Heading into the 2025 NFL Draft cycle, Sanders grades out as a fringe top-100 talent on my board. He could end up rising into the Round 1 conversation, but he still has work to do before he reaches that point.

Arm strength and accuracy are two of the most distinct selling points on Sanders’ tape. The 6’2″, 215-pound passer generates easy velocity and can do some from multiple platforms. And while his mechanics are imperfect, he at times finds uncanny ways to hit his targets with good placement and touch.

Going further, Sanders’ processing — a trait honed across years of starting experience at the collegiate level — also appears to be a strength. Sanders can operate pre-snap, recognize defensive looks, adjust protections, and progress through reads post-snap — and he’s a measured decision-maker who protects the ball as well.

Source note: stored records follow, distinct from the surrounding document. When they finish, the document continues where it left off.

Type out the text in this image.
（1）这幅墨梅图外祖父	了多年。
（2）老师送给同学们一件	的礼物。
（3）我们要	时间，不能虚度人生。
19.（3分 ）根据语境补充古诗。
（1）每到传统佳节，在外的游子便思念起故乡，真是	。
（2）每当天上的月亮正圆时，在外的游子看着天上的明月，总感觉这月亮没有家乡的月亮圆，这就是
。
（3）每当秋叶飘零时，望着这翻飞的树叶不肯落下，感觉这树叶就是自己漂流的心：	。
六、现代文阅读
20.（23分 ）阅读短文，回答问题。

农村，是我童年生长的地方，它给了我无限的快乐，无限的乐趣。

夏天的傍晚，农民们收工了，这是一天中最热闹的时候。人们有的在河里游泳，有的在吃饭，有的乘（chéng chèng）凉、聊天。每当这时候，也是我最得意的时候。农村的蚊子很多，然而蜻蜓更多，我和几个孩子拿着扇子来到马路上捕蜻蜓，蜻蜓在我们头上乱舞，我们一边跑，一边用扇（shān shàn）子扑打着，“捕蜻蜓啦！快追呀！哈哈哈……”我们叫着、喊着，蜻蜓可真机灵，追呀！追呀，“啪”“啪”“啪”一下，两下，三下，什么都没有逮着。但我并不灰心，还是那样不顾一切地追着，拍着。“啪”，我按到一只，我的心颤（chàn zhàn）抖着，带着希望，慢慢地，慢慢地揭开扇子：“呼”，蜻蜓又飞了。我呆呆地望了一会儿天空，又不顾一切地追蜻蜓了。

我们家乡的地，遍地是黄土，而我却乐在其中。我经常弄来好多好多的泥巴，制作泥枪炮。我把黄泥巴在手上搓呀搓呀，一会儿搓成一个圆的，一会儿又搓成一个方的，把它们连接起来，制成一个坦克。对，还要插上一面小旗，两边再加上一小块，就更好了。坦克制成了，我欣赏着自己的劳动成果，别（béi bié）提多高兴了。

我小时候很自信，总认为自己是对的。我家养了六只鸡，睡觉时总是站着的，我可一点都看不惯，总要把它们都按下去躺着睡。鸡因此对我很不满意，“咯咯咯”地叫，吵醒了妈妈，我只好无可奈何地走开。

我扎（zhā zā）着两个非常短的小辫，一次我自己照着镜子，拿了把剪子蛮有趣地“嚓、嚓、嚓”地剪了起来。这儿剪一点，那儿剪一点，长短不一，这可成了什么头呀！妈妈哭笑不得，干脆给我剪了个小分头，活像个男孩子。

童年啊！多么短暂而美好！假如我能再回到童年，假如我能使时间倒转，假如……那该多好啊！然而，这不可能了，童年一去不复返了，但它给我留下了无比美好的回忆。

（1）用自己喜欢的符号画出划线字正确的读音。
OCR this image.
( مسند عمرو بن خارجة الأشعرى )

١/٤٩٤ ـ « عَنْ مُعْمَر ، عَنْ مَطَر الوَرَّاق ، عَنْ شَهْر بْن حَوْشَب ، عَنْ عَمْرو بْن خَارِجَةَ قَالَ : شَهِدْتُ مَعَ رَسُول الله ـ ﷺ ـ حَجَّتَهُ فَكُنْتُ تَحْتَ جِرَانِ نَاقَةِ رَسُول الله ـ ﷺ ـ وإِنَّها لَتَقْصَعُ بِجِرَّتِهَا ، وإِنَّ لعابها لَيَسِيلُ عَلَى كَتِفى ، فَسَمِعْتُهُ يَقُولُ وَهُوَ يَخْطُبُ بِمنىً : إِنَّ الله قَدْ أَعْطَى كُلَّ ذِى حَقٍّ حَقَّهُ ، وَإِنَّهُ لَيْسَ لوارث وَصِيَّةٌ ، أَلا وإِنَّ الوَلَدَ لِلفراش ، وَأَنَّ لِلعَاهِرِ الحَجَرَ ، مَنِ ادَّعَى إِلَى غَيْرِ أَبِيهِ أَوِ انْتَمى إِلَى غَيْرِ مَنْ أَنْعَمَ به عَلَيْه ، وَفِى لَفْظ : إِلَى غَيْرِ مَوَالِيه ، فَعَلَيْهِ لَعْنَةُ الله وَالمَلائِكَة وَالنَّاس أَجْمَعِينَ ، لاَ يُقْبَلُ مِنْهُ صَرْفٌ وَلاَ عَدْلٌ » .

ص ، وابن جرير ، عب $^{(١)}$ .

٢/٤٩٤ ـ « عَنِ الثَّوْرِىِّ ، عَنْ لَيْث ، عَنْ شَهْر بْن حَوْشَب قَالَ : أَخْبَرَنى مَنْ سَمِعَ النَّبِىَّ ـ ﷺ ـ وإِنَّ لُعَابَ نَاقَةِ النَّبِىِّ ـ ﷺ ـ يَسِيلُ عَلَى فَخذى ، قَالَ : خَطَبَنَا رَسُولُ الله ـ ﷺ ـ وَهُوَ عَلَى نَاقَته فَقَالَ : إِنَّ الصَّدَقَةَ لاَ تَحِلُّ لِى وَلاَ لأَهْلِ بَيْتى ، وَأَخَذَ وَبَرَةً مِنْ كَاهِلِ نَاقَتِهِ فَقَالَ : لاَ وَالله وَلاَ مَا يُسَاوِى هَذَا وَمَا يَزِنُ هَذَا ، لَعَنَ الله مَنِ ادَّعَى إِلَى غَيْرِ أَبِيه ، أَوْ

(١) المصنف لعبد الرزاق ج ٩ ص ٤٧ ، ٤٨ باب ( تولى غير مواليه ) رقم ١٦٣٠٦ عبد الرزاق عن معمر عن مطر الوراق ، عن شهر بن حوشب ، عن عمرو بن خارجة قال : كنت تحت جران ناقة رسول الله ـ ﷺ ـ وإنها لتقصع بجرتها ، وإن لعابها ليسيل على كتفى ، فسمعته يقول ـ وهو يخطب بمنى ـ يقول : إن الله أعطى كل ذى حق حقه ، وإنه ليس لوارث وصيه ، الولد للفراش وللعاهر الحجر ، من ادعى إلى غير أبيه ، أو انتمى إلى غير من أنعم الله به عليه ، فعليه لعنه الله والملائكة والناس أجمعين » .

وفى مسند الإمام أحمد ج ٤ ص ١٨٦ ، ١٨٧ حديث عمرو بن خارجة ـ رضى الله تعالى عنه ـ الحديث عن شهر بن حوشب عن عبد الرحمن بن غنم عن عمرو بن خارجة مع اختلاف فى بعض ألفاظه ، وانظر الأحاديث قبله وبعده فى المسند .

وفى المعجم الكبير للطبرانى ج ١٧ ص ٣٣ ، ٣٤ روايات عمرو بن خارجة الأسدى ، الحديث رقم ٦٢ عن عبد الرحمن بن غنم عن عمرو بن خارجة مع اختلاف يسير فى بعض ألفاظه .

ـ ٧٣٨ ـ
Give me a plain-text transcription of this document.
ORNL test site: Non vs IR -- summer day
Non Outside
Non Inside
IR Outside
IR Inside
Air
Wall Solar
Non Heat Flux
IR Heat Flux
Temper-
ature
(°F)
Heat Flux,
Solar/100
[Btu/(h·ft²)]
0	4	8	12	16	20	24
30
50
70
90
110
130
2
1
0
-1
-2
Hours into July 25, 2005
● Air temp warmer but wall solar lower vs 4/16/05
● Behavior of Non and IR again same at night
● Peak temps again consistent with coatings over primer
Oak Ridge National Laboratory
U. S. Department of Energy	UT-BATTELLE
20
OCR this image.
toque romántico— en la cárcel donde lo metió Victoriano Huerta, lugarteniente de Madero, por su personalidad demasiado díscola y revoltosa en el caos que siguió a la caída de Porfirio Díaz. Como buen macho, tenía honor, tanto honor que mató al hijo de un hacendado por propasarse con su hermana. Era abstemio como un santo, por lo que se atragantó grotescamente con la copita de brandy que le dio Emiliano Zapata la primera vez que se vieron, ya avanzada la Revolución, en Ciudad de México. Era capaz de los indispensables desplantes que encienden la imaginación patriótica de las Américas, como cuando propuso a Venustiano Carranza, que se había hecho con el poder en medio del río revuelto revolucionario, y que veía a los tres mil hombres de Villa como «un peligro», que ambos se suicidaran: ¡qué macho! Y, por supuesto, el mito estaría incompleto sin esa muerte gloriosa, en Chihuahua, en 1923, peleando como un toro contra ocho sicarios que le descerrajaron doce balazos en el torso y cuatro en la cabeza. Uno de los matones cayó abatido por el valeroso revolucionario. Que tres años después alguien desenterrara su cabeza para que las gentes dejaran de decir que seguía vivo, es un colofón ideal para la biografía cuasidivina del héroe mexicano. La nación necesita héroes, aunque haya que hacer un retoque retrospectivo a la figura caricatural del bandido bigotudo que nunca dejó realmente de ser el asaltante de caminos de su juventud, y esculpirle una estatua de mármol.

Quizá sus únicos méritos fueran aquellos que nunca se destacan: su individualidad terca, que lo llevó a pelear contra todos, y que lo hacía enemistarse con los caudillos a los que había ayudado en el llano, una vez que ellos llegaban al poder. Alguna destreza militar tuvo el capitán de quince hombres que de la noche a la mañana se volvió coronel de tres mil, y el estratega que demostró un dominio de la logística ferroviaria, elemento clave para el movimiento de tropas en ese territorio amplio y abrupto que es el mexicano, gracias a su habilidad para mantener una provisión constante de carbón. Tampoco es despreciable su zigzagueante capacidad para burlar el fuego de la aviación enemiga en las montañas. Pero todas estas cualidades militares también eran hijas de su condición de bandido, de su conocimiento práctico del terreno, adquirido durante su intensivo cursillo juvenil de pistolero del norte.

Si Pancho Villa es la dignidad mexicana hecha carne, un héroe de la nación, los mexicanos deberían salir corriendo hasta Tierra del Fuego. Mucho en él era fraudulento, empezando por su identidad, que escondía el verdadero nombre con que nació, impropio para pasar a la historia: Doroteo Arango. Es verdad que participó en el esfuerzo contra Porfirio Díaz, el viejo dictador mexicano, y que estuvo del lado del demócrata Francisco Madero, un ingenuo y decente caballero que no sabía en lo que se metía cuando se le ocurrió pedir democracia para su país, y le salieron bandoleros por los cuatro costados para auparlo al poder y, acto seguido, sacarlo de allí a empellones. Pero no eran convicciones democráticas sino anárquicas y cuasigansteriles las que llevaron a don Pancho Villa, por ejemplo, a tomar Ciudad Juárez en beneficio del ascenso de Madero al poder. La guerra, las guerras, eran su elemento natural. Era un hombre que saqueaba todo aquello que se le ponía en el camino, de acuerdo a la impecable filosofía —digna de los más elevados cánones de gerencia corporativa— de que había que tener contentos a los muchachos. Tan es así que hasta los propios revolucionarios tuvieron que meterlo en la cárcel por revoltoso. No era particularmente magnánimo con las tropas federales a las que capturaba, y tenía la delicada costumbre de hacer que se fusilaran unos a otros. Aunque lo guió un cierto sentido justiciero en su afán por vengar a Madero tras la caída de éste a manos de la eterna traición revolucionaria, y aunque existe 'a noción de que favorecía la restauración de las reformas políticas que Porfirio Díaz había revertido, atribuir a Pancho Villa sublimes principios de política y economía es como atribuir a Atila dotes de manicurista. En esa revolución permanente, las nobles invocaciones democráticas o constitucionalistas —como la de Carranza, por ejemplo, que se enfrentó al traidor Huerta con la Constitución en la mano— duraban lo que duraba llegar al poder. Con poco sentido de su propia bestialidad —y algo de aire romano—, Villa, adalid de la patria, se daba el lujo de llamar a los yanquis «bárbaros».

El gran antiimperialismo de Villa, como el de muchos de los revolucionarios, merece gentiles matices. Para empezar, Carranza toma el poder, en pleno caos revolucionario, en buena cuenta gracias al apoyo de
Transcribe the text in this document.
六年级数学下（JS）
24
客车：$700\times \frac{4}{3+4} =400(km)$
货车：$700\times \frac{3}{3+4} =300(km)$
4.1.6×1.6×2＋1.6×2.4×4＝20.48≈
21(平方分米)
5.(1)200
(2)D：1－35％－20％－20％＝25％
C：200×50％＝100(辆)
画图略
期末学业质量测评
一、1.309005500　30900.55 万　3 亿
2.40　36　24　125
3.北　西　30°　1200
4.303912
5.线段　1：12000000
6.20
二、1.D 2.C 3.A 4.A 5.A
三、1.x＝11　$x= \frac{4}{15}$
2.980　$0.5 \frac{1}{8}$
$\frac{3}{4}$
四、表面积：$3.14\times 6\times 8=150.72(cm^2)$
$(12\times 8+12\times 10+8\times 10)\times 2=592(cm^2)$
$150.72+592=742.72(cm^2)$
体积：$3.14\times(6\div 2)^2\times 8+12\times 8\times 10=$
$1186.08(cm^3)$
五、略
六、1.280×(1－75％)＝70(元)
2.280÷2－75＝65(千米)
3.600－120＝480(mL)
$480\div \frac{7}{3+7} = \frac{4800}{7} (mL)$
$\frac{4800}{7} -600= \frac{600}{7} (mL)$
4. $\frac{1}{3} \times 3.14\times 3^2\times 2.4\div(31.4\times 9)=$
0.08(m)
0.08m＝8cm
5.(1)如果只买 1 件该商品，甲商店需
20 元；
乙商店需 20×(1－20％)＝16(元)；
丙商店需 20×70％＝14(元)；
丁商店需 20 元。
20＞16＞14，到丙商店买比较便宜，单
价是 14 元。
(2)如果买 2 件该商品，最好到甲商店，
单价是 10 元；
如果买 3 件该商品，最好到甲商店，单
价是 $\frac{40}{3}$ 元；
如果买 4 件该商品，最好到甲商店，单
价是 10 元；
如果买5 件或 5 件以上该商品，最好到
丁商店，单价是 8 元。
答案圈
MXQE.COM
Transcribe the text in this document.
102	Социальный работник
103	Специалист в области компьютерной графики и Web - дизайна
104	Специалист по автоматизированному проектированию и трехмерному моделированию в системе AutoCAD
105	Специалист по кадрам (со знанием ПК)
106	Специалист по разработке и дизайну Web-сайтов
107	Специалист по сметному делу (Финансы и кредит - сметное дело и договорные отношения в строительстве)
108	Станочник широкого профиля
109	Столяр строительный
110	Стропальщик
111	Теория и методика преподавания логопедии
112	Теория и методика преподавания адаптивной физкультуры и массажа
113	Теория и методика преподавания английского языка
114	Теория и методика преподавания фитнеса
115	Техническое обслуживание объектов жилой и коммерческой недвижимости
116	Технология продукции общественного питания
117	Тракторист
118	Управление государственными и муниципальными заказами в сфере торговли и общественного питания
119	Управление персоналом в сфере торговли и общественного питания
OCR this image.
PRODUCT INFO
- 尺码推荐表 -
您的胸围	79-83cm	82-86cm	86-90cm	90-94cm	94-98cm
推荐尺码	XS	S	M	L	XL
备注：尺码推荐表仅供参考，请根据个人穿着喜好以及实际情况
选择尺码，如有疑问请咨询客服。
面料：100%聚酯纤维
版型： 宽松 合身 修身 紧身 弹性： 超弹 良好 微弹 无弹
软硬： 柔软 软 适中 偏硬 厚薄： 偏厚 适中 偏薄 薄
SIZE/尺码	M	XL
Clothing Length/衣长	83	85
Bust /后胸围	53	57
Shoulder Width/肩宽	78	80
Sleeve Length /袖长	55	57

MORE: 2025 NFL Draft Big Board

Having said all this, Sanders’ game still has room for refinement. His lower-body mechanics and dropback footwork can be startlingly inconsistent, which can contribute to bouts of imprecision, as well as issues navigating the pocket and managing space. And while Sanders is a solid athlete, he’s visibly non-elite as a creative threat.

Additionally, beyond the football side of evaluations, there have been concerns about Sanders’ maturity and ability as a leader — concerns that were exacerbated by a social media saga involving Sanders and his father.

From the outside, any evaluation of Sanders’ character is unfortunately incomplete. But we can say this: If NFL teams and evaluators do their research and find reason to be concerned about Sanders’ character, Sanders isn’t a good enough prospect on the field yet to counteract those concerns.

Entering 2024, Sanders is a 2025 NFL Draft prospect with undeniable potential, but also a non-elite talent profile that only magnifies his imperfections and off-field questions. The climb to Round 1 will be a steep uphill venture — but one he might be able to pull off.